Selin Sayek Böke konuşmasının ardından basın mensuplarının yönelttiği soruları yanıtladı. Böke bir gazetecinin Kürt sorunun çözümü ile ilgili sorusu üzerine Böke şunları söyledi:

"Biz Kürt sorununun çözümü konusunda 2012 yılından beri çok net bir harita ortaya koyuyoruz, bu haritada herhangi bir değişiklik yok. Bu sorun bir demokrasi sorunudur. Demokrasi sorunu olması nedeniylede çözümünün de demokratik bir şekilde yapılması gerekmektedir.
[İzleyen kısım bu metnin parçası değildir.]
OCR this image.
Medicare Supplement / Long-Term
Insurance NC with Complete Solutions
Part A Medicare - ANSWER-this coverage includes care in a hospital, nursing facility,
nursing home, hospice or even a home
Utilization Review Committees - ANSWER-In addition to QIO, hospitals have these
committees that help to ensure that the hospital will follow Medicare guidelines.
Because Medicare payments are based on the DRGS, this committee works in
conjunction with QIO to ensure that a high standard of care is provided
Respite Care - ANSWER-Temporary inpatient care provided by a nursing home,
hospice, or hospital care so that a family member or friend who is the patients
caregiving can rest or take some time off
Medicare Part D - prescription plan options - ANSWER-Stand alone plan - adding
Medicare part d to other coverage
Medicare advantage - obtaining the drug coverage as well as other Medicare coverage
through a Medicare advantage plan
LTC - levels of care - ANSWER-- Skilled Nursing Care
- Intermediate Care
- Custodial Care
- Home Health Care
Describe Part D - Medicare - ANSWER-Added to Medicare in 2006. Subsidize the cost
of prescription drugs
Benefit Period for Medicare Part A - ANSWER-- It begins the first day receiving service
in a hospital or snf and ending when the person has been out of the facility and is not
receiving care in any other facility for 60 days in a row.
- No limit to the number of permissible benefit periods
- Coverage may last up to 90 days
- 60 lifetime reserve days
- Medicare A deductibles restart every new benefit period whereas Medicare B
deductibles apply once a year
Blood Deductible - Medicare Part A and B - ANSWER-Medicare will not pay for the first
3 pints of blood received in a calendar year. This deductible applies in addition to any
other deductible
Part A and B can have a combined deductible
O zaman meşru aktörlerin de demokrasinin en temel platformu olan parlamentoda bu işi çözmesi gerekmektedir. CHP'nin bu görüşünde hiç bir değişiklik yok. Ben de bu görüşü ifade ettim. Parlamento içerisinde kurulacak bir komisyon hani hep bir masadan bahsediyor gerçek masanın parlamento olduğunu anımsatan bir yaklaşıma ihtiyacımız var. 550 milletvekili parlamentoda, en büyük masa orada. Tek masa orada. Bizim bu parlamento içerisinde temsiliyet gösteren bütün partilerin eşit temsil edildiği bir komisyonun kurulması önerimiz var. Bu komisyonun parlamento dışında sivil toplum kuruluşlarını da dahil edecek ortak bir akıl heyeti kurulması ihtiyacı var. O ortak akıl heyetiyle beraber Türkiye'de terörü sonlandıracak, terör örgütünün silahlarını gömmesini sağlayacak. Bu meşru aktörlerin bu yükümlülüğü o terör örgütüne o silahları gömme noktasına getireceği konusunda da önemli uluslararası deneyimler var. Biz parti olarak bu deneyimlere çalıştık. Tekrar ediyorum mesela tamamen parlamentoda ve meşru aktörlerle çözülebilecek bir meseledir. Biz de bu görüşümüz dışında herhangi bir görüş ifade etmedik."